Goldman Sachs more than doubles profit on trading boost
Goldman Sachs more than doubled its profits in the fourth quarter helped by a boom in its investment banking and trading activity.
The New York bank reported profit of $4.36bn, up from $1.72bn a year earlier, with revenue rising to a record $11.7bn for the quarter. Earnings per share rose to $12.08 per share, nearly double what analysts had expected.
The results reflect a strong year for Goldman’s investment bank and trading desks, with its investment banking arm hitting record revenues of $2.6bn in the quarter.
The increase reflected higher net revenues in underwriting and financial advisory which was partially offset by a net loss in corporate lending.
Its global markets arm, which houses its trading business, saw its best performance in a decade with revenues jumping 23 per cent to $4.27bn.
Goldman traders will likely be eyeing a pay rise as the bank set set aside $13.1bn to pay out bonuses and payroll this year, an eight per cent increase on the previous year.

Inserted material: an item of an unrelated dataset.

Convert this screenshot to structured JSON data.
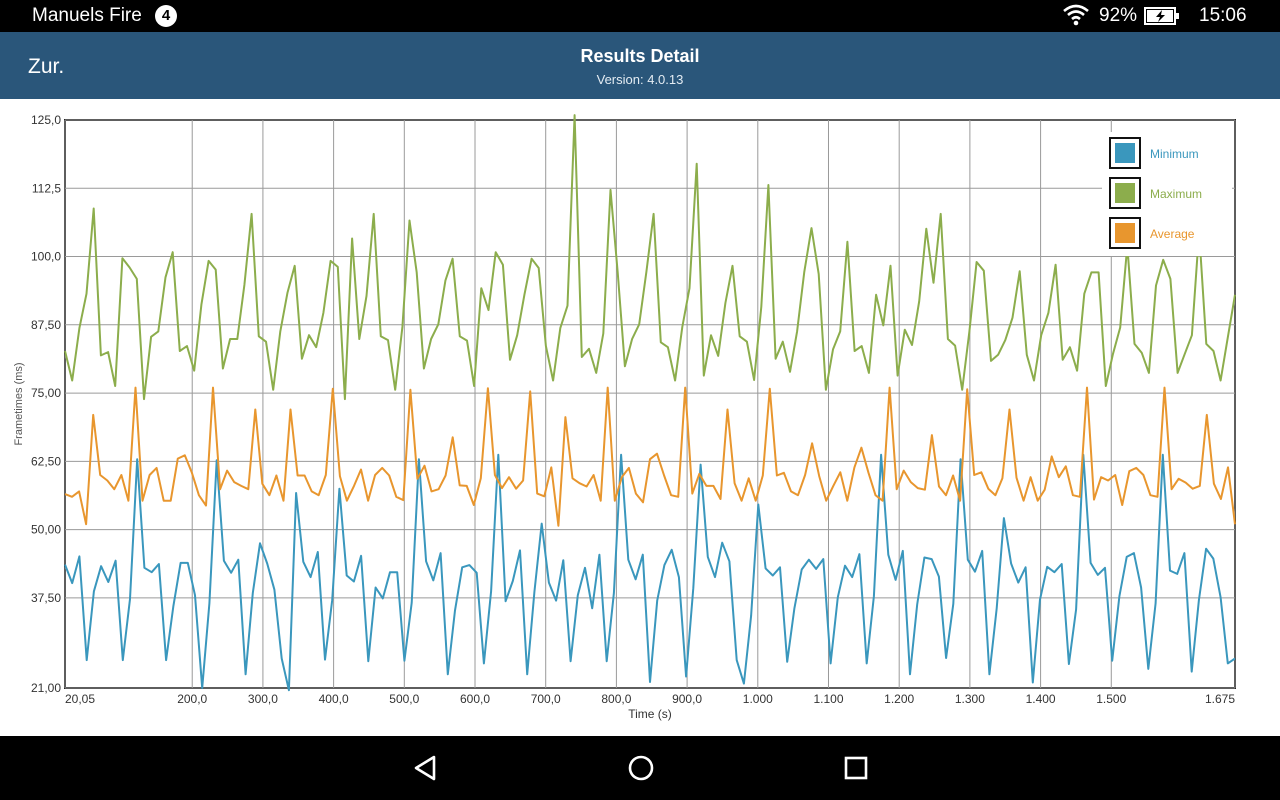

The fourth quarter earnings are another indication of a strong year for Wall Street banks despite the pandemic. Last week JP Morgan and Citigroup reported better-than-expected fourth quarter earnings last week.
While Citigroup reported a seven per cent decline in profit to the equivalent of $2.08 per share, it beat the analyst consensus of $1.34 per share. Similarly JP Morgan reported a 42 per cent jump in profit to $12.1bn.
Both banks were boosted by the release of cash reserves they had built up for bad loans. Goldman also moved some of its money out of its reserves but its exposure is significantly smaller than its peers.